/curling

Primary LanguageJupyter Notebook

Curling Shot by Shot Position Parsing

Extraction of curling shot and position data from pdf documents generated by CURLIT.

Article on this project is available on my website nwnht.ca.

There is also a notebook: src/predictions.ipynb that details making a better deduction of the hammer colour as well as predicting the winning team using player ratings and hammer colour. HTML and pdf versions are available in docs/predictions_notebook.

Article TLDR:

I have recently become more interested in curling as I spent the time to watch a few matches and began noticing the tactics being employed. This inspired me to create a dataset of 2100+ curling matches from 2016-2019 and look at some of the patterns that emerge.

Outline:

  1. Gather Data
  2. Parse Data
  3. Create Database
  4. Visualization

1. Gather Data

I found a large repository of data from the World Curling Federation(WCF) with the help of an article by Jordan Myslik. There are 2100+ pdfs showing shot-by-shot breakdowns of curling matches from 2016-2019. Each page of these documents holds a single end with 1-16 positions shown, one for each throw/shot. I wrote a couple functions to find and download the documents in download_pdfs.py.

Shot by Shot

2. Parse Data

The document text contains match information that is listed in the header of each page as well as the player, throw type, and throw rating for each shot. This was extracted by converting the pdf document to xml with the tool pdftohtml and then filtering through the text based on a number of criteria that are further detailed in my article.
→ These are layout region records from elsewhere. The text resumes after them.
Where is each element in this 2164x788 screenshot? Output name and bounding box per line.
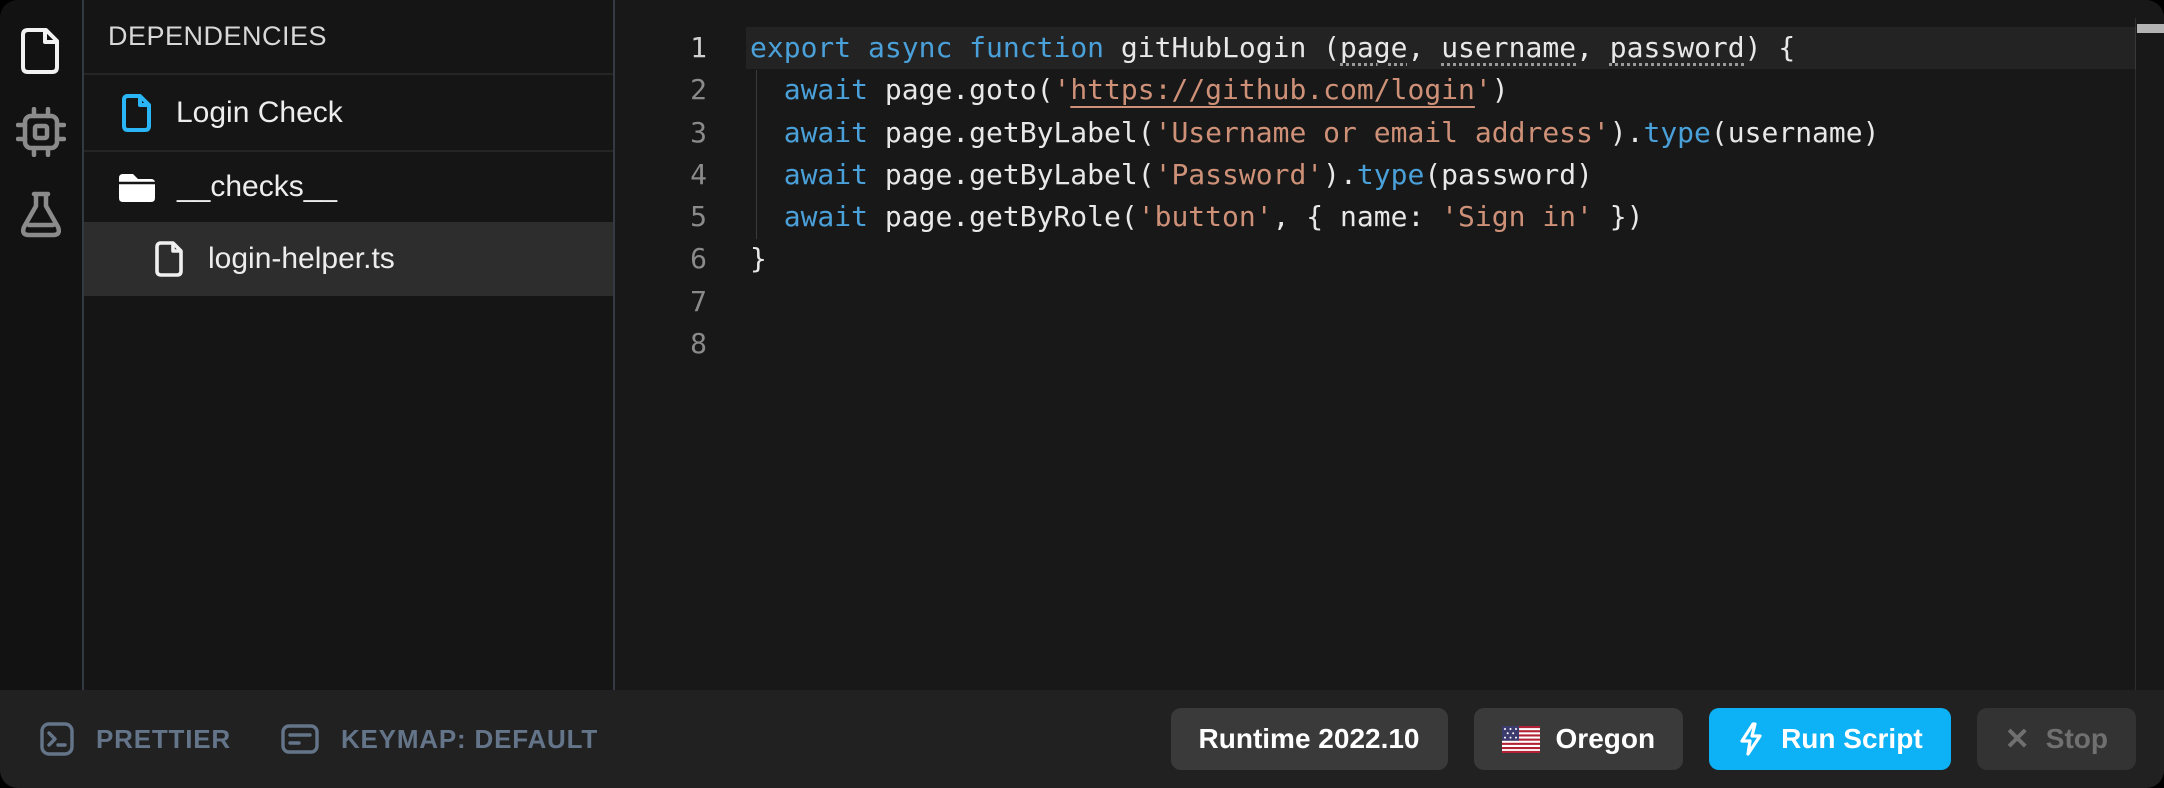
keymap-label: KEYMAP: DEFAULT [341,724,598,755]
line-number: 5 [617,196,707,238]
stop-button[interactable]: ✕ Stop [1977,708,2136,770]
terminal-icon [40,722,74,756]
tree-item-label: login-helper.ts [208,242,395,276]
rail-runtime-button[interactable] [0,96,82,168]
region-button[interactable]: Oregon [1474,708,1684,770]
line-number-gutter: 12345678 [617,27,707,365]
cpu-icon [16,107,66,157]
icon-rail [0,0,82,690]
code-content[interactable]: export async function gitHubLogin (page,… [746,27,2136,365]
code-line[interactable]: export async function gitHubLogin (page,… [746,27,2136,69]
code-line[interactable] [746,281,2136,323]
dependencies-header: DEPENDENCIES [84,0,613,73]
rail-tests-button[interactable] [0,178,82,250]
scrollbar-thumb[interactable] [2137,24,2164,33]
line-number: 6 [617,238,707,280]
code-line[interactable]: } [746,238,2136,280]
line-number: 2 [617,69,707,111]
keymap-icon [281,724,319,754]
flask-icon [17,189,65,239]
line-number: 1 [617,27,707,69]
stop-label: Stop [2046,723,2108,755]
tree-item-label: Login Check [176,96,343,130]
tree-item-login-helper[interactable]: login-helper.ts [84,222,613,296]
dependencies-panel: DEPENDENCIES Login Check __checks__ [82,0,615,690]
tree-item-login-check[interactable]: Login Check [84,75,613,150]
line-number: 4 [617,154,707,196]
run-script-button[interactable]: Run Script [1709,708,1951,770]
prettier-status[interactable]: PRETTIER [40,722,231,756]
indent-guide [756,70,757,239]
code-editor[interactable]: 12345678 export async function gitHubLog… [617,0,2164,690]
tree-folder-label: __checks__ [177,170,337,204]
code-line[interactable]: await page.goto('https://github.com/logi… [746,69,2136,111]
file-icon [18,25,64,75]
runtime-label: Runtime 2022.10 [1199,723,1420,755]
lightning-icon [1737,722,1765,756]
scrollbar-track [2135,18,2136,690]
tree-folder-checks[interactable]: __checks__ [84,152,613,222]
close-icon: ✕ [2005,722,2030,757]
file-icon [154,240,186,278]
run-script-label: Run Script [1781,723,1923,755]
region-label: Oregon [1556,723,1656,755]
code-line[interactable]: await page.getByLabel('Username or email… [746,112,2136,154]
runtime-button[interactable]: Runtime 2022.10 [1171,708,1448,770]
folder-icon [117,172,155,202]
code-line[interactable] [746,323,2136,365]
line-number: 8 [617,323,707,365]
status-bar: PRETTIER KEYMAP: DEFAULT Runtime 2022.10 [0,690,2164,788]
line-number: 7 [617,281,707,323]
us-flag-icon [1502,726,1540,753]
code-line[interactable]: await page.getByRole('button', { name: '… [746,196,2136,238]
file-icon-blue [120,93,154,133]
prettier-label: PRETTIER [96,724,231,755]
rail-files-button[interactable] [0,14,82,86]
app-window: DEPENDENCIES Login Check __checks__ [0,0,2164,788]
keymap-status[interactable]: KEYMAP: DEFAULT [281,724,598,755]
line-number: 3 [617,112,707,154]
code-line[interactable]: await page.getByLabel('Password').type(p… [746,154,2136,196]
The stone positions within each 'frame' were parsed using some of the core functionality of OpenCV to create masks for the stone colours and find all of the contours. The contours found were then filtered to find the contours of interest and their locations saved relative to the centre of their respective house.

drawing

3. Create Database

I built a SQLite database with the schema shown below and populated it with the data parsed from the pdf documents.

SQLite Schema

4. Visulization

I created a number of visualizations along with analysis which can be seen in my article. Below are some of the interesting ones.

Throw Location Heatmap by Throw Number

Throw Location Heatmap

Throw Type Heatmap

Throw Type Heatmap

Example Match Summary

Match_Summary

Rating by Shot Type

Shot Type Distribution

Player Rating vs. Throw Count

Player Rating